I’m thankful for sweater-weather outdoors.

I’m thankful for a ride to my car.

I’m thankful I didn’t lose my purse.

I’m thankful that my teaching went well.

I’m thankful for Sabine’s compliments.

I’m thankful for my students.

I’m thankful that there’s sunshine.

I’m thankful for an interlibrary loan book in today (Why we love the church by DeYoung and Kluck).

I’m thankful for getting some grading done.

I’m thankful for a fundraiser being canceled (sorry for those of you who were really looking forward to it.)

I’m thankful that God is.

I’m thankful that He invites me into relationship with Him.

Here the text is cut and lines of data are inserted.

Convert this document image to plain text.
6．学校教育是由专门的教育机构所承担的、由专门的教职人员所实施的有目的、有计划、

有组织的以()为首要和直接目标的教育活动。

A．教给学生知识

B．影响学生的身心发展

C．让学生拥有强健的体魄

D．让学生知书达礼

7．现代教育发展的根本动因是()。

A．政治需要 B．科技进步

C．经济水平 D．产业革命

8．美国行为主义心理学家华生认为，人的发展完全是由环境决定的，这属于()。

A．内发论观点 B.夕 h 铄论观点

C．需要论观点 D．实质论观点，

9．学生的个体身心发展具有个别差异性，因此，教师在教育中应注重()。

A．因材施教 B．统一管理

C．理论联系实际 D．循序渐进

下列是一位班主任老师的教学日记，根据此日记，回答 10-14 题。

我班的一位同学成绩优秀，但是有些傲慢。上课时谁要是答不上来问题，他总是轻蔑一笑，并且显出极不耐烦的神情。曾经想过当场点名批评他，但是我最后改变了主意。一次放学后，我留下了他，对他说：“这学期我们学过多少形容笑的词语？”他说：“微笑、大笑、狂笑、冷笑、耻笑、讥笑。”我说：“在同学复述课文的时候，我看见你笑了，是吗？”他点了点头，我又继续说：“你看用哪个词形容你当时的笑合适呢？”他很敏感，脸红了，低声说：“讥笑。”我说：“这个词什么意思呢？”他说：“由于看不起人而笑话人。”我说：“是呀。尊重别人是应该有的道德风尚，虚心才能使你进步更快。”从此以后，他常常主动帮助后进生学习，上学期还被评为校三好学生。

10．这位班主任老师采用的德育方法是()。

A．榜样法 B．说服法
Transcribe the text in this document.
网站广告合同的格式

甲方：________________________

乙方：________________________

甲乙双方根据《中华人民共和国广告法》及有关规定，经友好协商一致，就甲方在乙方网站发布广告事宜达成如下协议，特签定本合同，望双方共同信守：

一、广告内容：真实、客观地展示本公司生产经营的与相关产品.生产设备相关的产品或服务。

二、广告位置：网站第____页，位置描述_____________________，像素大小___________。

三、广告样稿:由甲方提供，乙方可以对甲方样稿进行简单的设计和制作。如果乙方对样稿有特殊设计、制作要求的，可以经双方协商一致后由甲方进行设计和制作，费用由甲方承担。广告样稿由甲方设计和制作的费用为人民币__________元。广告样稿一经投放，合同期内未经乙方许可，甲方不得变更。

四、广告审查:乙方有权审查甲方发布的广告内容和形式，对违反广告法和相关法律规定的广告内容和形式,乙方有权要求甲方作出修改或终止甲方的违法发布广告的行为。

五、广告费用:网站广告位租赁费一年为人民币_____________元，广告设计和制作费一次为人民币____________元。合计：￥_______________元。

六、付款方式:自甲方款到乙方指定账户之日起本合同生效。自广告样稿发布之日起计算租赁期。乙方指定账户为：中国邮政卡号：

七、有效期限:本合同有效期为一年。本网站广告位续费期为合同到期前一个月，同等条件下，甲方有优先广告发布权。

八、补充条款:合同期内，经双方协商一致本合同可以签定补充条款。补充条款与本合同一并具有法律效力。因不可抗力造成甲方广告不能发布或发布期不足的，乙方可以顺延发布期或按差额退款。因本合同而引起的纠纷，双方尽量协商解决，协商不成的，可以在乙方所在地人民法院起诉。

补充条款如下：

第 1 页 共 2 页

I’m thankful for rest for my soul (even in turmoil.)


Thankful Thursday: Downhill from Here

It’s been climbing this week, struggling to the peak. But now I’ve passed the bulk of the climb and it should be downhill from here.

Today I’m thankful for…
…the opportunity to assist in the training of new PA students once a year
…a short lab after long hours of clinical exams
…dinner courtesy of my roommate
…ten hours of sleep last night
…a restful awakening at 6 this morning
…grading completed and entered on time
…a relatively smooth-running lab this morning
…productive time before lunch
…a lovely lunch with my father (our Thursday ritual)
…an even more productive time after lunch
…a painless meeting
…my advisor not getting freaked about the idea of me changing my thesis
…another student at office hours (even if he was just there to make up a test) and some more productive time
…good (I think) conversation with our department chair
…productive thinking time on the way to the class I TA for
…productive time writing questions at the class I TA for
…finally finishing that (dern) Love Month post!
…a chance to sleep again soon.


Thankful Thursday: Today

Today I’m thankful…

…for a productive day of grading/resource writing

…for Anna’s guest post that arrived just when I was thinking I wouldn’t have time or energy to post again today.

…for leftovers I’d almost forgotten I had (but which hit the spot after a long day of work)

…for a package inside my screen door from my bloggy-friend Becky

…for a (slightly) early arrival to the class I TA for (I generally roll in just barely under the clock from my office hour–this time I had 5 minutes to spare)

…for a good conversation with my dad at lunch (lots to think about, lots of perspective, lots to process–but good)

…for another (relatively) successful lab this morning

…for a wake-up call. I almost overslept this morning, but God woke me up with a jolt before it was too late (I even had time to put on makeup!)

…for a good night of sleep. (I haven’t been sleeping that well lately, but last night was heavenly.)

…for the grace and mercy of God, poured out on one such as I–faithless except that He grants me faith, hard-hearted except that He changes my heart, utterly self-centered except that He reveals Himself. I am overwhelmed by His goodness and captivated by His love.